Unterstützung erhielt diese Position von Andreas Feicht von Rheinenergie. Er verwies auf höhere Investitions- und Betriebskosten von Erdkabeln sowie auf deren geringere Lebensdauer. Die ursprünglich erwartete höhere Akzeptanz in der Bevölkerung habe sich nach seiner Einschätzung nicht bestätigt.
Widerspruch kam unter anderem von Christoph Riese von der Kanzlei Görg.

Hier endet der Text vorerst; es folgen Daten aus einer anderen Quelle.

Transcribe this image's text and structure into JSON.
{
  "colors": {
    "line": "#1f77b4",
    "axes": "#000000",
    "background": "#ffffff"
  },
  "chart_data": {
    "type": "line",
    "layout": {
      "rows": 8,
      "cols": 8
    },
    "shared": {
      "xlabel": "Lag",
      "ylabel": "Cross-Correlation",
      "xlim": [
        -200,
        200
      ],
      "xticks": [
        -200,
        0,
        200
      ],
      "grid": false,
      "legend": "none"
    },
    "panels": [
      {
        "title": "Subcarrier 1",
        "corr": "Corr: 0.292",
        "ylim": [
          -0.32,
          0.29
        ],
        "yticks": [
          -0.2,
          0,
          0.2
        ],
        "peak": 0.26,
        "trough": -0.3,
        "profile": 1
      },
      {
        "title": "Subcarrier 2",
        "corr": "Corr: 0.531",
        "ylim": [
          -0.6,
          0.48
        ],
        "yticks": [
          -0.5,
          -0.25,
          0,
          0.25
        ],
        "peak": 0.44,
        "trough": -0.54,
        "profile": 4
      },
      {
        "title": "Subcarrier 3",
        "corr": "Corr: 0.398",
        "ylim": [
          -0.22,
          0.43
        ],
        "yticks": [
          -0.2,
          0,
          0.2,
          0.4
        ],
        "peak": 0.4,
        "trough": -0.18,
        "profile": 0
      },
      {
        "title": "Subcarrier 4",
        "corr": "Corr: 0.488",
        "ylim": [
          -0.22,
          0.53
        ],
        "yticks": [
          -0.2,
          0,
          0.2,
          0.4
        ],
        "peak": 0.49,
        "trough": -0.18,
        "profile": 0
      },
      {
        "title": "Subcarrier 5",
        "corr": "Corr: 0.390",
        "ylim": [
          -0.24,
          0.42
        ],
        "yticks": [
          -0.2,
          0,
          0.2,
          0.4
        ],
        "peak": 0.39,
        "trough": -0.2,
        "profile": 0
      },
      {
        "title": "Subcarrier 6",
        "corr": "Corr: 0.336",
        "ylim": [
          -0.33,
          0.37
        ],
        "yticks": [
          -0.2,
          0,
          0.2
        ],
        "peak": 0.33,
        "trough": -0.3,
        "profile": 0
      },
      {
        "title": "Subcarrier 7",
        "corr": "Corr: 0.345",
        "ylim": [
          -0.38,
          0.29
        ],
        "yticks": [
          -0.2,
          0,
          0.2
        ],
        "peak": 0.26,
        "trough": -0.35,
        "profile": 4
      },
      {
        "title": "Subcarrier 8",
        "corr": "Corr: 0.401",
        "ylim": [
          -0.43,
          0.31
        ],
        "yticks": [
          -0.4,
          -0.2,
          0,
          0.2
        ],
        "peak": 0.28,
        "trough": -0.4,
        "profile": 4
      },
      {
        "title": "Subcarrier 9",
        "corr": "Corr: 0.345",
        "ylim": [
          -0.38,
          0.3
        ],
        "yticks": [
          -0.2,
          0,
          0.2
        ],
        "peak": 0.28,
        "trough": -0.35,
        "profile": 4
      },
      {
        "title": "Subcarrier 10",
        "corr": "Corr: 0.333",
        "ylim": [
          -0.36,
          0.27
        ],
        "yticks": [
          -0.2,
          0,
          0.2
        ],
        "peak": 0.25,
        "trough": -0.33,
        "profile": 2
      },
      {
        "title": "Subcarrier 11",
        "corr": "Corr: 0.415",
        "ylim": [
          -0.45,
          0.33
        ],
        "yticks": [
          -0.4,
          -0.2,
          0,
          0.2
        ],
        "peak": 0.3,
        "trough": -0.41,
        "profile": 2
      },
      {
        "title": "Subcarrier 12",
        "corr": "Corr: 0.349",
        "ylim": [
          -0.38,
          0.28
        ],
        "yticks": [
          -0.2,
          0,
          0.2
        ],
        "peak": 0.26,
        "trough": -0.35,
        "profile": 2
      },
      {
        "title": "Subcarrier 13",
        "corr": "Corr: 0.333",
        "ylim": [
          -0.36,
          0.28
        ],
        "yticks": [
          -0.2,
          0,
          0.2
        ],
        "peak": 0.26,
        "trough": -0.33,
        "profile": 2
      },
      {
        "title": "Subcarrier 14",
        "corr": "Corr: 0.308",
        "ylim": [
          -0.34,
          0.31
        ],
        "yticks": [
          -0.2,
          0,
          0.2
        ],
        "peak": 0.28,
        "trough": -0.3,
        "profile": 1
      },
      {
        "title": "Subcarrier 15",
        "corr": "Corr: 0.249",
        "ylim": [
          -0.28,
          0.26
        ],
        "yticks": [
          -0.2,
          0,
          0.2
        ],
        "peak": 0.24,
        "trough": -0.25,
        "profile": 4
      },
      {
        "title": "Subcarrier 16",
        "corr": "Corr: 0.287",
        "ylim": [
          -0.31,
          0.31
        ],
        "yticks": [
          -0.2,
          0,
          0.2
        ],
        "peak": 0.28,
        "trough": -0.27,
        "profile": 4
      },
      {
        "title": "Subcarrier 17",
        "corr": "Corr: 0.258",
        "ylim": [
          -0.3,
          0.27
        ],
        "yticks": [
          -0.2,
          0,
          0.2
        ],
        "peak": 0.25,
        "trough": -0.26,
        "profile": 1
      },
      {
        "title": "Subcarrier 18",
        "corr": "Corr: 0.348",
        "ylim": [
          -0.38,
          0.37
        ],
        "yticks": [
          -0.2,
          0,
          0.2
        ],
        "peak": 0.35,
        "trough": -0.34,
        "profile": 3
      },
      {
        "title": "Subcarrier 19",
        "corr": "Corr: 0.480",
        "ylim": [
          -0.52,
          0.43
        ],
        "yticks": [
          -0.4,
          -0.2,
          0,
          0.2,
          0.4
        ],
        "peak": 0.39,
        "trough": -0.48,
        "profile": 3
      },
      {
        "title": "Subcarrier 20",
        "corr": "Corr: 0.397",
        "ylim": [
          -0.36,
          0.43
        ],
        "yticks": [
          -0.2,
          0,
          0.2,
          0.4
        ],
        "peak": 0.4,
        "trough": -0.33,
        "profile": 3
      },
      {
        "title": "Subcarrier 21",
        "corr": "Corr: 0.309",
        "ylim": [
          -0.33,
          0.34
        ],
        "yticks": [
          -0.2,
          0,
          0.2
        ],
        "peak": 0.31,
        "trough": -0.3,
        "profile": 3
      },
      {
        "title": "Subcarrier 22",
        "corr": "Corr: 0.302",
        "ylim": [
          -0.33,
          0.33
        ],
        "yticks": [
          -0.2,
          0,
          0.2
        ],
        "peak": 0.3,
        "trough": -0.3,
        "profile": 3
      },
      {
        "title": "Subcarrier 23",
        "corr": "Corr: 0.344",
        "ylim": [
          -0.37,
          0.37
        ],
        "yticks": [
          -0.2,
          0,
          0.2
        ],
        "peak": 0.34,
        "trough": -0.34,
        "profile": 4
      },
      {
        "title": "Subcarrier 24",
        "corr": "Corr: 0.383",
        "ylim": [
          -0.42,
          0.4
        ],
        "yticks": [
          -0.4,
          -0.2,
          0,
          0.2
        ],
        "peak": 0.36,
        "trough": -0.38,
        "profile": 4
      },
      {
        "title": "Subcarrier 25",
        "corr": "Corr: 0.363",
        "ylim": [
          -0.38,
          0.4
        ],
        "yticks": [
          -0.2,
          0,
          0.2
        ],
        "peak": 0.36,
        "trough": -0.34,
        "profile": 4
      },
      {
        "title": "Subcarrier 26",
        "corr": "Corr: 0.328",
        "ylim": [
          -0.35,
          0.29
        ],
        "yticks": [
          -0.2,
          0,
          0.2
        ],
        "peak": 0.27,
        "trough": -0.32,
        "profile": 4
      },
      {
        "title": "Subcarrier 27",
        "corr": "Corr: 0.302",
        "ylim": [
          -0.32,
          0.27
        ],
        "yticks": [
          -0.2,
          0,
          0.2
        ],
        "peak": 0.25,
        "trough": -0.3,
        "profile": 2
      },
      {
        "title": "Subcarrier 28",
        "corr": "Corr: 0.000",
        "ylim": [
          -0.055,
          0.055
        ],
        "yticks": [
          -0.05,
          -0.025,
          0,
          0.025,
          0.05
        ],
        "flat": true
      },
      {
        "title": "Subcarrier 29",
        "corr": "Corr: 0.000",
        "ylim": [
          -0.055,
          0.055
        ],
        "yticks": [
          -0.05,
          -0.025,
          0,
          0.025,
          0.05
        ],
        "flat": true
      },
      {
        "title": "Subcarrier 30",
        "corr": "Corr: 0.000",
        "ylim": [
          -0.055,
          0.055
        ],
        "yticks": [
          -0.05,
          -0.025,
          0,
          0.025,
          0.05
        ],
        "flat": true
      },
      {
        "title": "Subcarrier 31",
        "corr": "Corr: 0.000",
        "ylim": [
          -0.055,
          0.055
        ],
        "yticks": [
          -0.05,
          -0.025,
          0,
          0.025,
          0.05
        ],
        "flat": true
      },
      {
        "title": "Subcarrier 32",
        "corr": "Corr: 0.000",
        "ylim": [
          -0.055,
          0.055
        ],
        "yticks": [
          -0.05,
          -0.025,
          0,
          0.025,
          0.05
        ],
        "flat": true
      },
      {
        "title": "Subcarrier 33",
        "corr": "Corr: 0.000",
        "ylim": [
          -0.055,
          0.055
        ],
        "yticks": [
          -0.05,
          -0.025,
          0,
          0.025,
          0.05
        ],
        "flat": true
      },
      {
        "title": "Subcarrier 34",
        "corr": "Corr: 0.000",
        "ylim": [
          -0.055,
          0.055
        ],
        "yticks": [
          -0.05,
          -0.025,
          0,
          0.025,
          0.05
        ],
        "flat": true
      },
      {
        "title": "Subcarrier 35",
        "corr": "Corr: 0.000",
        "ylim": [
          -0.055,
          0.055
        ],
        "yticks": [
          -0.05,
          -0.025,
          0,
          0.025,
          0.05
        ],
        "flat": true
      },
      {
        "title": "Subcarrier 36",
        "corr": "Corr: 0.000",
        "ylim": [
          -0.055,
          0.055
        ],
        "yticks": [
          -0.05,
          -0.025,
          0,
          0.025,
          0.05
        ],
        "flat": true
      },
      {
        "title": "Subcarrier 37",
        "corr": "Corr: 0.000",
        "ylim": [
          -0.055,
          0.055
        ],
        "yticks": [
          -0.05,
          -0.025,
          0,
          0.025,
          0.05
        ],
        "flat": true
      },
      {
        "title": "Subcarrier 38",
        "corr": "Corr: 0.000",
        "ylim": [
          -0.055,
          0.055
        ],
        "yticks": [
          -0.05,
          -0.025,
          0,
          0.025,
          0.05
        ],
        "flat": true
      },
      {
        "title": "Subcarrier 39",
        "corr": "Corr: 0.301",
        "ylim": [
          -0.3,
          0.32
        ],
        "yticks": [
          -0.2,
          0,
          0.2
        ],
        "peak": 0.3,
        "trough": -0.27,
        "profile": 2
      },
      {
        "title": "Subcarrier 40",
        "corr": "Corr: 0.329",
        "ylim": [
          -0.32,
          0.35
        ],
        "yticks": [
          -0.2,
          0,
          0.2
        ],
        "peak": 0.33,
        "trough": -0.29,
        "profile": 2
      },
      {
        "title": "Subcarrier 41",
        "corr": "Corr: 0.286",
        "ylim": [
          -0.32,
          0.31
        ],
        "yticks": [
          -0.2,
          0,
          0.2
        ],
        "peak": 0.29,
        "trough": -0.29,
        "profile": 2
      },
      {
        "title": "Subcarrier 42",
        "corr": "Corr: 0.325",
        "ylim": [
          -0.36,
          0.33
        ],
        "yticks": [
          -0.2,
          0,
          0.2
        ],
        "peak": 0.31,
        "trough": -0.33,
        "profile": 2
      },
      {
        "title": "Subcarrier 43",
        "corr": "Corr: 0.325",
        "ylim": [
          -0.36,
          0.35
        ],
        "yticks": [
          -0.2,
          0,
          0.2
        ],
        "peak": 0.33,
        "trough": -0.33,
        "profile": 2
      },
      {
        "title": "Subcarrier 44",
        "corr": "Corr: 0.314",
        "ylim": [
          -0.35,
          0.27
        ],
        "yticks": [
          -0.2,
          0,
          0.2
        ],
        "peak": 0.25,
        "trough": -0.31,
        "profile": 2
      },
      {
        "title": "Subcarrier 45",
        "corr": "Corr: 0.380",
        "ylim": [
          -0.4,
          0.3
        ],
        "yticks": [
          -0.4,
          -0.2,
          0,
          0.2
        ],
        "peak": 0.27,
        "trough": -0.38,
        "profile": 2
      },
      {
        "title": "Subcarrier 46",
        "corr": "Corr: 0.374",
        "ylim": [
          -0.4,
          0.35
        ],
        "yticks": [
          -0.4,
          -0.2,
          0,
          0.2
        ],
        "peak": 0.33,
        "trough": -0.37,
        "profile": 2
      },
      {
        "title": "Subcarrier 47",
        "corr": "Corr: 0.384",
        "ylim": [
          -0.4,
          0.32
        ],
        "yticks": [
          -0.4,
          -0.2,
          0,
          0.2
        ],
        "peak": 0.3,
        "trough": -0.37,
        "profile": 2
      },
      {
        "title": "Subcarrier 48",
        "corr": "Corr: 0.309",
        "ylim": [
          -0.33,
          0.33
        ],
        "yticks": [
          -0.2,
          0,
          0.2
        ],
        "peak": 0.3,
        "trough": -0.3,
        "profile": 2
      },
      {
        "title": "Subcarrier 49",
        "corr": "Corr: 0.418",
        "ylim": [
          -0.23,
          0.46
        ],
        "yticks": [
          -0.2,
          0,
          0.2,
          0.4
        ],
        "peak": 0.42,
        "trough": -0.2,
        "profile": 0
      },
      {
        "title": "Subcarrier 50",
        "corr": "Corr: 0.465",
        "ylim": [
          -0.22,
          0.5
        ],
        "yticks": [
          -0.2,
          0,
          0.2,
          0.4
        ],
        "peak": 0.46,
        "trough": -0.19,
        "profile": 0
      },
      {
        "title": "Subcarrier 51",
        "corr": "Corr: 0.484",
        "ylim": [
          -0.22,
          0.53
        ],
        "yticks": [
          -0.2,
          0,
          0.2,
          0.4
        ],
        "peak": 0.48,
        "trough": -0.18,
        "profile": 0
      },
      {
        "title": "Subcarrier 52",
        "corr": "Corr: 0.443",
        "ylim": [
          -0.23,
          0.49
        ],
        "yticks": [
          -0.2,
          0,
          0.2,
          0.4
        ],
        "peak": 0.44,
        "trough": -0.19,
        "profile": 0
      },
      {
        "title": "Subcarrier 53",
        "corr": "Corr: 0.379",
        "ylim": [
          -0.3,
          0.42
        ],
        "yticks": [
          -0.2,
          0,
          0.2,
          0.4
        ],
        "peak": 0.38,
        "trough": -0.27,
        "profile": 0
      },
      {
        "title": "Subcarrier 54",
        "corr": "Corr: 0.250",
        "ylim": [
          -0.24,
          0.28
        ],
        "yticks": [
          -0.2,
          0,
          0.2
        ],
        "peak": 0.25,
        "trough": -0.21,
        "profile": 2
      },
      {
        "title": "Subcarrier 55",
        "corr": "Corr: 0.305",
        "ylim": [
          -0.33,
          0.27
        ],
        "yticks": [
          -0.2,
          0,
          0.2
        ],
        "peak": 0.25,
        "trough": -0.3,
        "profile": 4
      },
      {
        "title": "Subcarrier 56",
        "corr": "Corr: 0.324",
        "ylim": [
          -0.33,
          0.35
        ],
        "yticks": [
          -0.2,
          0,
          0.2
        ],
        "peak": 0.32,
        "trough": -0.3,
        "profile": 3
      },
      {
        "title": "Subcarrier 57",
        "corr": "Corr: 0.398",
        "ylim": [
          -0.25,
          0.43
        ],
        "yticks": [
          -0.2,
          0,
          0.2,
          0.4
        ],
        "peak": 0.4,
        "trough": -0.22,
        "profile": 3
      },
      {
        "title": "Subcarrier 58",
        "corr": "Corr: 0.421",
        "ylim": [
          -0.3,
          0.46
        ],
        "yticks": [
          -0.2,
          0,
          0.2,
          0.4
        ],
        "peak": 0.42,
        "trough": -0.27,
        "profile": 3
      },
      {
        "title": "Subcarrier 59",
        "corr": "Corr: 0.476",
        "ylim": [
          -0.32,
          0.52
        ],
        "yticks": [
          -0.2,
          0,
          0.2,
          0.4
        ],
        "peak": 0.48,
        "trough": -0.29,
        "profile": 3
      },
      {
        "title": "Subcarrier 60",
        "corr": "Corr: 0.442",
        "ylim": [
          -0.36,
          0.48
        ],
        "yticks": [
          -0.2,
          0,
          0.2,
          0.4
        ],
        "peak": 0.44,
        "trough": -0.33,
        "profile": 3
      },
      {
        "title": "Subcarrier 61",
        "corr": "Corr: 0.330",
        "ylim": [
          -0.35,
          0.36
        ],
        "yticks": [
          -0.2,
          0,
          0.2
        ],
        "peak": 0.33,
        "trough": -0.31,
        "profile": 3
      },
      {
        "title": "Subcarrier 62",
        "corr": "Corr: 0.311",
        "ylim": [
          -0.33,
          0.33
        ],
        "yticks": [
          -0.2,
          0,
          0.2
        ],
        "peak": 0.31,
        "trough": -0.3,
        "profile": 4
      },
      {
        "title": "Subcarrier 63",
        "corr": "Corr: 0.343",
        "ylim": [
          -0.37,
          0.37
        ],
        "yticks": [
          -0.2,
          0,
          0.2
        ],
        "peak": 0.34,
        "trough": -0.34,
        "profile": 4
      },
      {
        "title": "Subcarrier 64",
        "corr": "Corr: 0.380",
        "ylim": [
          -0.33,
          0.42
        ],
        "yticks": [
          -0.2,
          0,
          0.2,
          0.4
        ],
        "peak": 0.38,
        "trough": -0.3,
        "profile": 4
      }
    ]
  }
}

Nach seinen Angaben würde ein Wechsel bereits geplanter Erdkabelprojekte auf Freileitungen die Inbetriebnahme untersuchter Vorhaben um vier bis sieben Jahre verzögern, da wesentliche Planungs- und Genehmigungsverfahren neu aufgerollt werden müssten. Zudem seien Eingriffe in das Landschaftsbild durch Freileitungen häufig konfliktträchtiger. Silke Weyberg vom Landesverband Erneuerbare Energien Niedersachsen/Bremen warnte ebenfalls davor, laufende Planungen umzustellen. Dies würde nach ihrer Einschätzung weder zu einer Beschleunigung noch zu geringeren Kosten führen und die Akzeptanz insbesondere in stark vom Netzausbau betroffenen Regionen weiter belasten.
Einen grundsätzlicheren Aspekt brachte Patrick Kaczmarczyk vom Kompetenzzentrum für Transformation der Universität Mannheim ein. Die Finanzierung des Netzausbaus bleibe im Gesetzentwurf weitgehend unberücksichtigt. Um die Netzentgelte zu begrenzen, regte er an, die Übertragungsnetzbetreiber vollständig in öffentliches Eigentum zu überführen.
Mit dem Gesetzentwurf will die Bundesregierung den Ausbau des Höchstspannungsnetzes beschleunigen und kostengünstiger gestalten. Dazu sollen 45 neue Vorhaben in den Bundesbedarfsplan aufgenommen, 13 bestehende Projekte angepasst und für insgesamt 58 Vorhaben der vordringliche Bedarf festgestellt werden.